When context compaction or session loss leaves `.run/sprint-plan-state.json`
stuck at `state: "RUNNING"` with `0` completed sprints — even though git
history shows all sprint commits already landed — `simstim-orchestrator.sh
--sync-run-mode` now cross-references git as a secondary source of truth
before returning `still_running`.

**When the fallback fires** (all three conditions must hold):

1. `sprint-plan-state.json` shows `state: "RUNNING"` (the normal trigger)
2. `sprints.total` (or `sprints.list` length) resolves to a positive integer
3. `git log ${base_branch}..HEAD` shows at least `sprints.total` commits
   matching `run_mode.git.sprint_commit_pattern`

When satisfied, the fallback:

- Updates `.run/sprint-plan-state.json` to `state: "JACKED_OUT"` with
  `git_inferred: true` and an ISO-8601 `git_inferred_at` timestamp
- Returns `{ "synced": true, "reason": "git_inferred_completion",
  "commits_found": N, "commits_expected": M, "base_branch": "main" }`

**When the fallback does NOT fire**:

- In-flight runs with no commits yet → existing `still_running` preserved
- Partial runs (`commits_found < commits_expected`) → existing `still_running` preserved
- State field already shows `JACKED_OUT`/`HALTED` → existing validation flow (not the RUNNING branch)
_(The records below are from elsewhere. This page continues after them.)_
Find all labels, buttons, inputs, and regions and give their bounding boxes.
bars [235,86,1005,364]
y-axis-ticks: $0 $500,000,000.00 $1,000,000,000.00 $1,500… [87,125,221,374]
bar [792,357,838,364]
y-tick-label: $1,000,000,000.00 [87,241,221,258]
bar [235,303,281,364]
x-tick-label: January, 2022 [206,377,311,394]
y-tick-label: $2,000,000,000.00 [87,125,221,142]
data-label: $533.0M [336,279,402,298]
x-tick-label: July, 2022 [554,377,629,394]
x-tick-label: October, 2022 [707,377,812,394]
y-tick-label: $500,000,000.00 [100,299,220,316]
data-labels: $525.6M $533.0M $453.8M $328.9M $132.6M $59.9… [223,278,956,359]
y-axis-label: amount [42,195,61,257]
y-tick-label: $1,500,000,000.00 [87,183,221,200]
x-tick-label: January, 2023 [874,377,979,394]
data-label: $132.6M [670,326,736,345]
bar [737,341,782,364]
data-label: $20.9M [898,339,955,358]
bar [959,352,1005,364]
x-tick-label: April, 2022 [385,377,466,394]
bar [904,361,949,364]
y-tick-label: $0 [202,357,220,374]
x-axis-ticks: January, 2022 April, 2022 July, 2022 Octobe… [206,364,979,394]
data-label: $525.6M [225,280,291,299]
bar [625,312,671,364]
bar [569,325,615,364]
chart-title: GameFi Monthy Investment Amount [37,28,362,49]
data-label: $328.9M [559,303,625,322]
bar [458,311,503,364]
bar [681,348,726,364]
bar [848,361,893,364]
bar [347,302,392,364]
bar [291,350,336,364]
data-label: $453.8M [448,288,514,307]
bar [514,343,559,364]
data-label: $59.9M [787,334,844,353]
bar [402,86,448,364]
**Configuration** (under `run_mode.git`):

| Setting | Default | Purpose |
|---------|---------|---------|
| `base_branch` | `"main"` | Branch to diff against |
| `sprint_commit_pattern` | `'^feat\(sprint-'` | `grep -E` pattern. Override if your project uses a different convention. |

**Known limitation**: counts matching commits, so a sprint that produced
multiple matching commits (e.g., review-feedback fix commits with the same
prefix) can cause early satisfaction. Empirically rare — squash-merge
workflows produce one commit per sprint. Consider using beads
(`br list --status closed`) as an authoritative alternative in a future
enhancement if this becomes a problem.

Replaces the previous requirement to use `--force-phase complete --yes` as
a last-resort escape hatch after session loss.